Broc Romanek reports:
Here's news from Steven Haas of Hunton & Williams ...: In recent days, shareholders have filed several class action complaints in Delaware .... The litigation will require Delaware courts to review a bylaw that would increase Delaware's market share of corporate litigation. A ruling upholding these bylaws would likely cause numerous other corporations to adopt them.
An exclusive forum provision typically provides as follows:
Unless the Corporation consents in writing to the selection of an alternative forum, the Court of Chancery of the State of Delaware shall be the sole and exclusive forum for (i) any derivative action or proceeding brought on behalf of the Corporation, (ii) any action asserting a claim of breach of a fiduciary duty owed by any director, officer or other employee of the Corporation to the Corporation or the Corporation's stockholders, (iii) any action asserting a claim arising pursuant to any provision of the Delaware General Corporation Law, or (iv) any action asserting a claim governed by the internal affairs doctrine. Any person or entity purchasing or otherwise acquiring any interest in shares of capital stock of the Corporation shall be deemed to have notice of and consented to the provisions of this Article __.

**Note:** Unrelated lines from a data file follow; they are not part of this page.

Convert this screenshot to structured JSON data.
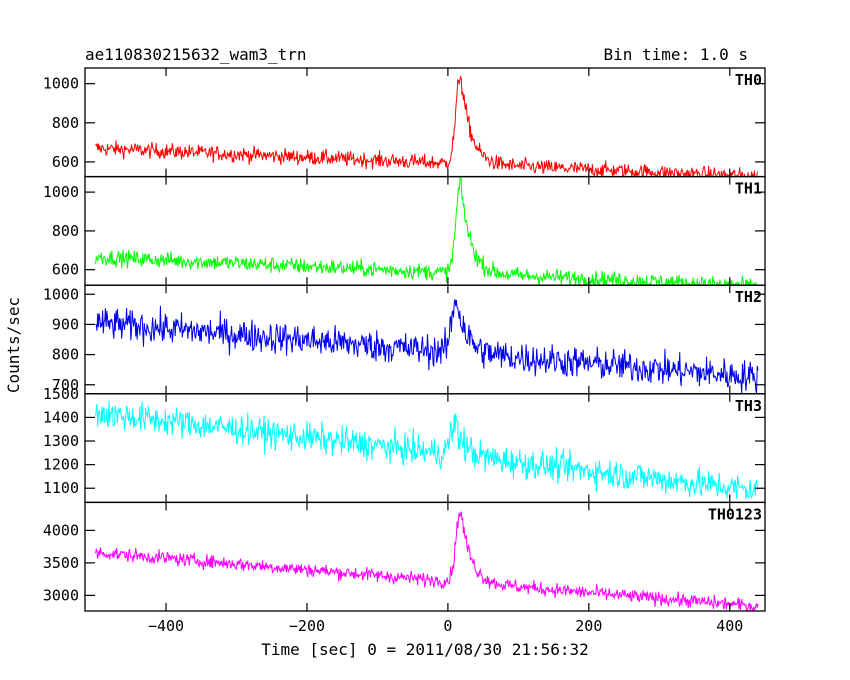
{
  "header": {
    "source_name": "ae110830215632_wam3_trn",
    "bin_time": "Bin time: 1.0 s"
  },
  "chart_data": {
    "type": "line",
    "xlabel": "Time [sec] 0 = 2011/08/30 21:56:32",
    "ylabel": "Counts/sec",
    "xlim": [
      -515,
      450
    ],
    "x_ticks": [
      -400,
      -200,
      0,
      200,
      400
    ],
    "x_range_data": [
      -500,
      440
    ],
    "bin_time_s": 1.0,
    "panels": [
      {
        "name": "TH0",
        "color": "#ff0000",
        "ylim": [
          525,
          1080
        ],
        "yticks": [
          600,
          800,
          1000
        ],
        "profile": {
          "base_start": 670,
          "base_end": 525,
          "peak": 1050,
          "peak_t": 18,
          "noise": 28
        }
      },
      {
        "name": "TH1",
        "color": "#00ff00",
        "ylim": [
          520,
          1080
        ],
        "yticks": [
          600,
          800,
          1000
        ],
        "profile": {
          "base_start": 665,
          "base_end": 515,
          "peak": 1050,
          "peak_t": 18,
          "noise": 30
        }
      },
      {
        "name": "TH2",
        "color": "#0000ee",
        "ylim": [
          670,
          1030
        ],
        "yticks": [
          700,
          800,
          900,
          1000
        ],
        "profile": {
          "base_start": 905,
          "base_end": 725,
          "peak": 990,
          "peak_t": 12,
          "noise": 38
        }
      },
      {
        "name": "TH3",
        "color": "#00ffff",
        "ylim": [
          1040,
          1500
        ],
        "yticks": [
          1100,
          1200,
          1300,
          1400,
          1500
        ],
        "profile": {
          "base_start": 1420,
          "base_end": 1090,
          "peak": 1370,
          "peak_t": 10,
          "noise": 45
        }
      },
      {
        "name": "TH0123",
        "color": "#ff00ff",
        "ylim": [
          2760,
          4430
        ],
        "yticks": [
          3000,
          3500,
          4000
        ],
        "profile": {
          "base_start": 3660,
          "base_end": 2830,
          "peak": 4320,
          "peak_t": 18,
          "noise": 75
        }
      }
    ]
  }
}
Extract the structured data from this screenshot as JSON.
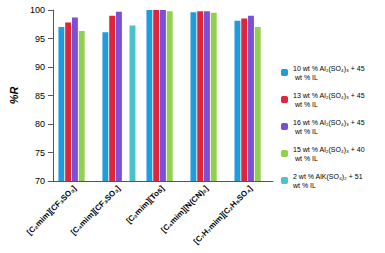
{
  "chart_data": {
    "type": "bar",
    "y_label": "%R",
    "categories": [
      "[C₂mim][CF₃SO₃]",
      "[C₄mim][CF₃SO₃]",
      "[C₂mim][Tos]",
      "[C₄mim][N(CN)₂]",
      "[C₇H₇mim][C₂H₅SO₄]"
    ],
    "series": [
      {
        "name": "10 wt % Al₂(SO₄)₃ + 45 wt % IL",
        "color": "#1f9bde",
        "values": [
          97.0,
          96.1,
          100.0,
          99.6,
          98.1
        ]
      },
      {
        "name": "13 wt % Al₂(SO₄)₃ + 45 wt % IL",
        "color": "#e0253b",
        "values": [
          97.8,
          99.0,
          100.0,
          99.8,
          98.5
        ]
      },
      {
        "name": "16 wt % Al₂(SO₄)₃ + 45 wt % IL",
        "color": "#7b4fd6",
        "values": [
          98.7,
          99.7,
          100.0,
          99.8,
          99.0
        ]
      },
      {
        "name": "15 wt % Al₂(SO₄)₃ + 40 wt % IL",
        "color": "#92d050",
        "values": [
          96.3,
          null,
          99.8,
          99.5,
          97.0
        ]
      },
      {
        "name": "2 wt % AlK(SO₄)₂ + 51 wt % IL",
        "color": "#4bc1c9",
        "values": [
          null,
          97.3,
          null,
          null,
          null
        ]
      }
    ],
    "ylim": [
      70,
      100
    ],
    "yticks": [
      70,
      75,
      80,
      85,
      90,
      95,
      100
    ],
    "grid": false,
    "legend": "right"
  }
}
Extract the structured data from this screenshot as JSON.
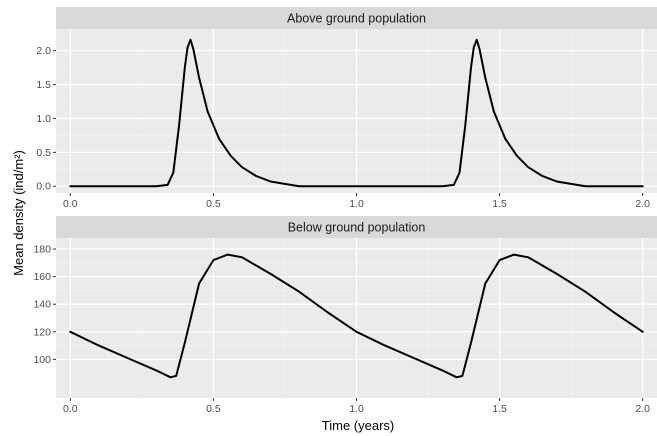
{
  "chart_data": {
    "type": "line",
    "xlabel": "Time (years)",
    "ylabel": "Mean density (ind/m²)",
    "grid": true,
    "x_ticks": [
      "0.0",
      "0.5",
      "1.0",
      "1.5",
      "2.0"
    ],
    "x_tick_values": [
      0.0,
      0.5,
      1.0,
      1.5,
      2.0
    ],
    "xlim": [
      -0.05,
      2.05
    ],
    "panels": [
      {
        "title": "Above ground population",
        "ylim": [
          -0.1,
          2.32
        ],
        "y_ticks": [
          "0.0",
          "0.5",
          "1.0",
          "1.5",
          "2.0"
        ],
        "y_tick_values": [
          0.0,
          0.5,
          1.0,
          1.5,
          2.0
        ],
        "series": [
          {
            "x": [
              0.0,
              0.3,
              0.34,
              0.36,
              0.38,
              0.4,
              0.41,
              0.42,
              0.43,
              0.45,
              0.48,
              0.52,
              0.56,
              0.6,
              0.65,
              0.7,
              0.77,
              0.8,
              1.0,
              1.3,
              1.34,
              1.36,
              1.38,
              1.4,
              1.41,
              1.42,
              1.43,
              1.45,
              1.48,
              1.52,
              1.56,
              1.6,
              1.65,
              1.7,
              1.77,
              1.8,
              2.0
            ],
            "y": [
              0.0,
              0.0,
              0.02,
              0.2,
              0.9,
              1.75,
              2.05,
              2.16,
              2.02,
              1.6,
              1.1,
              0.7,
              0.45,
              0.28,
              0.15,
              0.07,
              0.02,
              0.0,
              0.0,
              0.0,
              0.02,
              0.2,
              0.9,
              1.75,
              2.05,
              2.16,
              2.02,
              1.6,
              1.1,
              0.7,
              0.45,
              0.28,
              0.15,
              0.07,
              0.02,
              0.0,
              0.0
            ]
          }
        ]
      },
      {
        "title": "Below ground population",
        "ylim": [
          72,
          188
        ],
        "y_ticks": [
          "100",
          "120",
          "140",
          "160",
          "180"
        ],
        "y_tick_values": [
          100,
          120,
          140,
          160,
          180
        ],
        "series": [
          {
            "x": [
              0.0,
              0.1,
              0.2,
              0.3,
              0.35,
              0.37,
              0.4,
              0.45,
              0.5,
              0.55,
              0.6,
              0.7,
              0.8,
              0.9,
              1.0,
              1.1,
              1.2,
              1.3,
              1.35,
              1.37,
              1.4,
              1.45,
              1.5,
              1.55,
              1.6,
              1.7,
              1.8,
              1.9,
              2.0
            ],
            "y": [
              120,
              110,
              101,
              92,
              87,
              88,
              112,
              155,
              172,
              176,
              174,
              162,
              149,
              134,
              120,
              110,
              101,
              92,
              87,
              88,
              112,
              155,
              172,
              176,
              174,
              162,
              149,
              134,
              120
            ]
          }
        ]
      }
    ]
  }
}
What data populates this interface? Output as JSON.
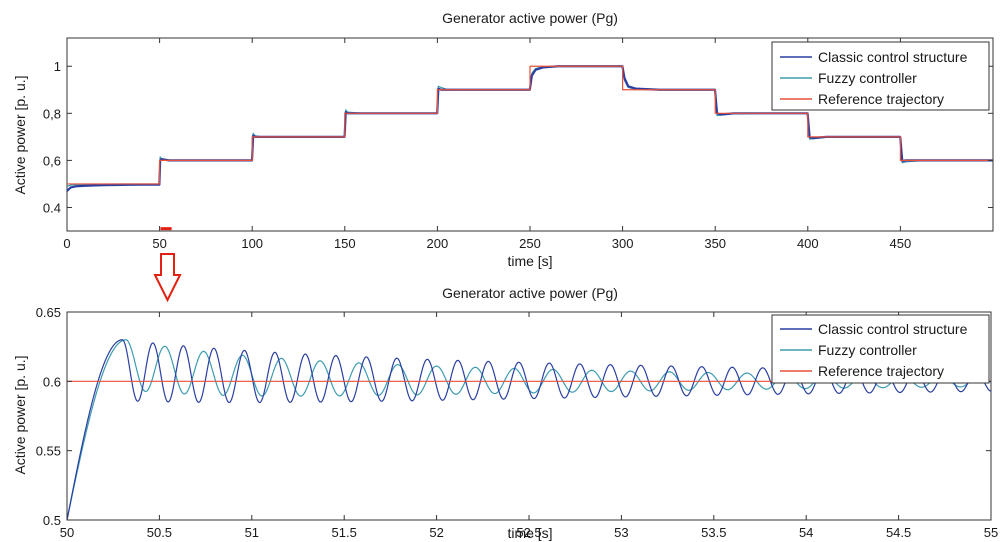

These provisions gained traction, particularly for IPO companies, ever since Vice Chancellor Laster suggested in a 2010 opinion that they would be enforceable (see In re Revlon S'holders Litig., 990 A.2d 940 (Del. Ch. 2010)). Claudia Allen of Neal Gerber recently updated her study detailing that, as of December 31st, 195 Delaware corporations have adopted or proposed exclusive forum charter or bylaw provisions. Although a California court refused to enforce Oracle's exclusive forum bylaw last year, this is the first time the issue has been squarely presented to the Delaware courts. Steven Davidoff (aka The Deal Professor) previously offered his thoughts on the issue.
Friend of PB.com Francis Pileggi also reports on the issue, explaining that:
These new suits challenge bylaws in several companies that require shareholder suits to be filed exclusively in the Delaware Court of Chancery. If suits are filed elsewhere, the company threatens to sue those shareholders to recoup fees for breach of the bylaw provision. The challenge is based on the alleged violation of due process rights because there was no mutual consent by the shareholders. The suits were filed by the highly-regarded corporate litigator Michael Hanrahan of the Prickett Jones firm in Wilmington. Among the companies sued by shareholders challenging the exclusive forum bylaw provision, in separate lawsuits, are the following Delaware corporations: Navistar International Corp., AutoNation, Inc. Chevron Corp., SPX Corp., Superior Energy Services, Inc., Franklin Resources, Inc., Curtiss-Wright Corp., Danaher Corp., and Solutia Inc.
Thomson Reuter’s Alison Frankel wrote an excellent article about these cases that provides a very helpful overview and also has a link to the actual complaints.
He includes links to many additional analyses of the issues.
Personally, I think these provisions should be upheld. Contracts routinely include exclusive jurisdicton provisions and they are routinely enforced. The corporation's organic documents (i.e., the articles of incorporation and bylaws) represent a contract between the corporation and its shareholders. Hence, like any other contract, an exclusive jurisdiction provision in those documents should be enforced by the courts.
As I wrote the last time this issue was in the news:
Keeping these cases in Delaware courts [via exclusive jurisdiction provisions] strikes me as preferable [to allowing plaintiff to select any forum it wants]. Expert judges. No juries. No home state bias in favor of one side or the other, since usually both sides will have their principal place of business elsewhere. Promotes consistency of outcomes. Delaware courts more rigorous than most in policing plaintiff lawyers bringing suits not in the best interests of the corporation or its shareholders as a whole.
There's a direct analogy here to mandatory arbitration provisions of the sort Carlyle Group was going to include in its articles (until it spinelessly changed its mind). As I wrote about them:
See Charles Nathan's post on the analogous issue of the enforceability of exclusive jurisdiction provisions:
In a recent decision, In re Revlon, Inc. Shareholders Litig., newly-appointed Vice Chancellor Laster suggested a solution. In dicta, he endorsed a Delaware entity’s right to mandate in its governance documents a chosen forum for the resolution of state law-based shareholder class actions, derivative suits and other intra-corporate disputes. Vice Chancellor Laster stated that “if boards of directors and stockholders believe that a particular forum would provide an efficient and value-promoting locus for dispute resolution, then corporations are free to respond with charter provisions selecting an exclusive forum for intra-entity disputes.” Presumably, the Vice Chancellor had Delaware in mind.
Nathan goes on to discuss the legal issues at some length. In any case, assuming Laster wasn't simply trying to build up business for Delaware courts, there's no immediately obvious policy reason why the same result would not apply to mandatory arbitration provisions.